Our area faces several key issues and questions as the new year begins. Some will be new for 2011, others remain from previous years. Here are five of the issues that will unfold over the next 365 days.
Will your job search get easier?
The unemployment rate remains stuck in the teens, but there are signs of hope for the York County job market.
A water bottling company is considering Rock Hill for a plant that would employ 60 people.
Winbro Group Technologies picked Rock Hill for a $10 million facility that will generate 25 new jobs in Waterford Industrial Park.
Tuscarora Yarns is expanding its Clover plant with 40 new workers over the next three years.
Other positive signs: Rock Hill's unemployment rate has dropped below 20 percent - 19.8 - for the first time in 17 months.
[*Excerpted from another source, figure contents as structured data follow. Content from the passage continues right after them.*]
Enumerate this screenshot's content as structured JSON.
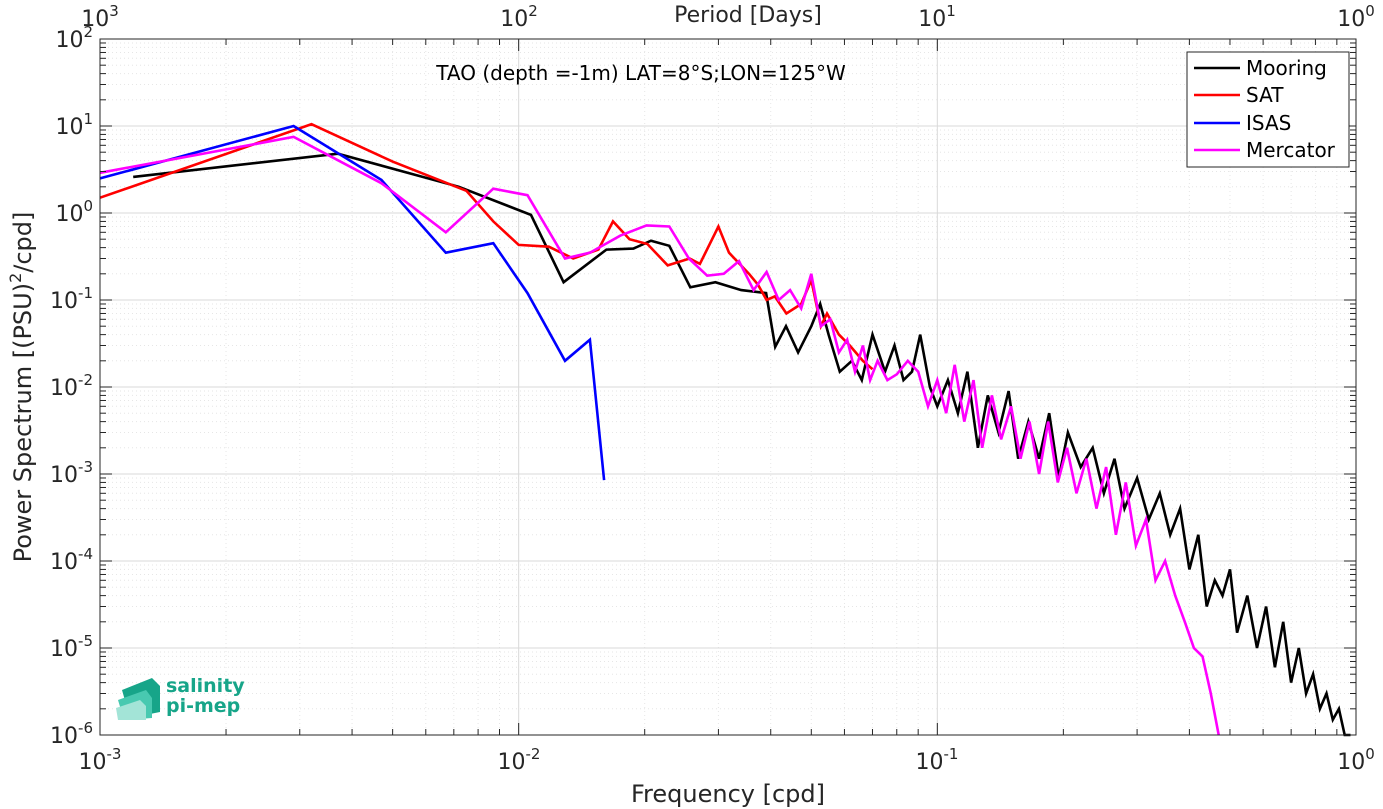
{
  "chart_data": {
    "type": "line",
    "title": "TAO (depth =-1m) LAT=8°S;LON=125°W",
    "xlabel": "Frequency [cpd]",
    "ylabel_main": "Power Spectrum [(PSU)",
    "ylabel_sup": "2",
    "ylabel_tail": "/cpd]",
    "top_xlabel": "Period [Days]",
    "xscale": "log",
    "yscale": "log",
    "xlim": [
      0.001,
      1
    ],
    "ylim": [
      1e-06,
      100
    ],
    "grid": true,
    "legend_position": "top-right",
    "x_ticks": [
      {
        "base": "10",
        "exp": "-3"
      },
      {
        "base": "10",
        "exp": "-2"
      },
      {
        "base": "10",
        "exp": "-1"
      },
      {
        "base": "10",
        "exp": "0"
      }
    ],
    "y_ticks": [
      {
        "base": "10",
        "exp": "-6"
      },
      {
        "base": "10",
        "exp": "-5"
      },
      {
        "base": "10",
        "exp": "-4"
      },
      {
        "base": "10",
        "exp": "-3"
      },
      {
        "base": "10",
        "exp": "-2"
      },
      {
        "base": "10",
        "exp": "-1"
      },
      {
        "base": "10",
        "exp": "0"
      },
      {
        "base": "10",
        "exp": "1"
      },
      {
        "base": "10",
        "exp": "2"
      }
    ],
    "top_ticks": [
      {
        "base": "10",
        "exp": "3"
      },
      {
        "base": "10",
        "exp": "2"
      },
      {
        "base": "10",
        "exp": "1"
      },
      {
        "base": "10",
        "exp": "0"
      }
    ],
    "series": [
      {
        "name": "Mooring",
        "color": "#000000",
        "x": [
          0.0012,
          0.0037,
          0.0072,
          0.0107,
          0.0128,
          0.0162,
          0.0188,
          0.0207,
          0.0229,
          0.0257,
          0.0295,
          0.034,
          0.039,
          0.041,
          0.0435,
          0.0465,
          0.05,
          0.0525,
          0.055,
          0.0585,
          0.0625,
          0.066,
          0.07,
          0.075,
          0.079,
          0.083,
          0.087,
          0.091,
          0.096,
          0.1,
          0.106,
          0.112,
          0.118,
          0.125,
          0.132,
          0.14,
          0.148,
          0.156,
          0.165,
          0.175,
          0.185,
          0.195,
          0.205,
          0.22,
          0.235,
          0.25,
          0.265,
          0.28,
          0.3,
          0.32,
          0.34,
          0.36,
          0.38,
          0.4,
          0.42,
          0.44,
          0.46,
          0.48,
          0.5,
          0.52,
          0.55,
          0.58,
          0.61,
          0.64,
          0.67,
          0.7,
          0.73,
          0.76,
          0.79,
          0.82,
          0.85,
          0.88,
          0.91,
          0.94,
          0.97
        ],
        "y": [
          2.6,
          4.8,
          2.0,
          0.95,
          0.16,
          0.38,
          0.39,
          0.48,
          0.42,
          0.14,
          0.16,
          0.13,
          0.12,
          0.029,
          0.05,
          0.025,
          0.05,
          0.09,
          0.04,
          0.015,
          0.02,
          0.012,
          0.04,
          0.015,
          0.03,
          0.012,
          0.015,
          0.04,
          0.01,
          0.006,
          0.012,
          0.005,
          0.015,
          0.002,
          0.008,
          0.003,
          0.009,
          0.0015,
          0.004,
          0.0015,
          0.005,
          0.0009,
          0.003,
          0.0012,
          0.002,
          0.0006,
          0.0015,
          0.0004,
          0.0009,
          0.0003,
          0.0006,
          0.0002,
          0.0004,
          8e-05,
          0.0002,
          3e-05,
          6e-05,
          4e-05,
          8e-05,
          1.5e-05,
          4e-05,
          1e-05,
          3e-05,
          6e-06,
          2e-05,
          4e-06,
          1e-05,
          3e-06,
          5e-06,
          2e-06,
          3e-06,
          1.5e-06,
          2e-06,
          1e-06,
          1e-06
        ]
      },
      {
        "name": "SAT",
        "color": "#ff0000",
        "x": [
          0.001,
          0.0032,
          0.005,
          0.0075,
          0.0087,
          0.01,
          0.0118,
          0.0135,
          0.0155,
          0.0168,
          0.0184,
          0.0203,
          0.0227,
          0.0256,
          0.0271,
          0.03,
          0.0318,
          0.0355,
          0.0373,
          0.0391,
          0.0409,
          0.0436,
          0.0473,
          0.05,
          0.0527,
          0.0545,
          0.0582,
          0.0618,
          0.0664,
          0.07
        ],
        "y": [
          1.5,
          10.5,
          3.9,
          1.8,
          0.8,
          0.43,
          0.41,
          0.3,
          0.38,
          0.8,
          0.5,
          0.44,
          0.25,
          0.3,
          0.26,
          0.7,
          0.35,
          0.2,
          0.15,
          0.1,
          0.11,
          0.07,
          0.09,
          0.17,
          0.05,
          0.07,
          0.04,
          0.03,
          0.02,
          0.016
        ]
      },
      {
        "name": "ISAS",
        "color": "#0000ff",
        "x": [
          0.001,
          0.0029,
          0.0047,
          0.0067,
          0.0087,
          0.0105,
          0.0129,
          0.0148,
          0.016
        ],
        "y": [
          2.5,
          10.0,
          2.4,
          0.35,
          0.45,
          0.12,
          0.02,
          0.035,
          0.00085
        ]
      },
      {
        "name": "Mercator",
        "color": "#ff00ff",
        "x": [
          0.001,
          0.0029,
          0.0047,
          0.0067,
          0.0087,
          0.0105,
          0.0129,
          0.0148,
          0.0175,
          0.0202,
          0.0229,
          0.0255,
          0.0282,
          0.0309,
          0.0336,
          0.0364,
          0.0391,
          0.0418,
          0.0445,
          0.0473,
          0.05,
          0.0527,
          0.0555,
          0.0582,
          0.0609,
          0.0636,
          0.0664,
          0.0691,
          0.072,
          0.076,
          0.08,
          0.085,
          0.09,
          0.095,
          0.1,
          0.105,
          0.11,
          0.116,
          0.122,
          0.128,
          0.135,
          0.142,
          0.15,
          0.158,
          0.166,
          0.175,
          0.184,
          0.194,
          0.204,
          0.215,
          0.227,
          0.24,
          0.253,
          0.267,
          0.282,
          0.298,
          0.315,
          0.332,
          0.35,
          0.37,
          0.39,
          0.41,
          0.43,
          0.45,
          0.47
        ],
        "y": [
          2.9,
          7.5,
          2.2,
          0.6,
          1.9,
          1.6,
          0.3,
          0.35,
          0.55,
          0.72,
          0.7,
          0.3,
          0.19,
          0.2,
          0.28,
          0.13,
          0.21,
          0.1,
          0.13,
          0.08,
          0.2,
          0.05,
          0.06,
          0.025,
          0.035,
          0.015,
          0.03,
          0.012,
          0.02,
          0.012,
          0.014,
          0.02,
          0.015,
          0.006,
          0.012,
          0.005,
          0.018,
          0.004,
          0.012,
          0.002,
          0.008,
          0.0025,
          0.006,
          0.0015,
          0.004,
          0.001,
          0.004,
          0.0008,
          0.002,
          0.0006,
          0.0015,
          0.0004,
          0.0012,
          0.0002,
          0.0008,
          0.00015,
          0.0003,
          6e-05,
          0.0001,
          4e-05,
          2e-05,
          1e-05,
          8e-06,
          3e-06,
          1e-06
        ]
      }
    ]
  },
  "logo": {
    "line1": "salinity",
    "line2": "pi-mep"
  }
}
And the unemployment rates for York, Chester and Lancaster counties were all lower in November than in November 2009.
Are you willing to pay for roads?
Tired of sitting in traffic? York County has a solution for you.
Voters will decide in June whether to approve $161 million in road construction projects with a third "Pennies for Progress" program. Voters initially approved the program in 1997 and extended it in 2003.
A "yes" vote would mean 53 miles of highway widening and safety improvements, plus 39 gravel road paving projects. A "yes" vote also would mean the current 1-cent sales tax for road improvements would be extended for seven years.
"Pennies for Progress is the greatest thing that has ever happened to York County," outgoing Councilman Joe Cox said last month.
Is Rock Hill ready for cycling?
Rock Hill wants to become a nationally recognized hub for amateur cycling.
Crews will soon build a 250-meter concrete velodrome, 1-milepaved road course, 7 miles of mountain bike trails, BMX and BMX Supercross tracks and a cyclocross course.
It's called the Cycling Center of the Carolinas, and the first venues should open by December at the Riverwalk development off North Cherry Road.
How will schools manage more budget cuts?
Each time school officials slashed jobs and cut programs during the last couple of years to keep up with shrinking state money, they expressed hope that things would turn around the next year.
Going into 2011, skies don't look any brighter. They might be darker.
The federal stimulus money that dampened the loss for two years runs out this summer. And South Carolina didn't qualify for $143 million in federal aid for schools because of drastic cuts in higher education spending. That leaves 2,600 teacher jobs on the line statewide, according to the S.C. Department of Education.
On top of that, legislators face a potential hole in the state's budget of $800 million for the fiscal year starting July 1, which could mean more cuts for schools.
It's too early to say how short districts in York, Chester and Lancaster counties could be. And it's unclear how districts would manage.
Most have curbed spending and sent employees on unpaid leave. Rock Hill and Fort Mill have cut programs and laid off employees.
Fort Mill officials have let Banks Trail Middle, a brand new campus, sit empty for a year because they couldn't afford to open it. They plan to partially open it for sixth and seventh graders in August. It's unclear whether potential cuts could kill that idea.
Who is our next football star?
2010 was an amazing year for high school football in Rock Hill.
Quarterback Justin Worley led Northwestern to a state title and became South Carolina's first Gatorade National Player of the Year.
A few miles away, South Pointe defensive end Jadeveon Clowney was ranked as the No. 1 recruit in the nation by Rivals.com and helped the Stallions reach the state championship game.
While Northwestern and South Pointe seek to continue their runs of dominance, the Rock Hill Bearcats must recover from a down season.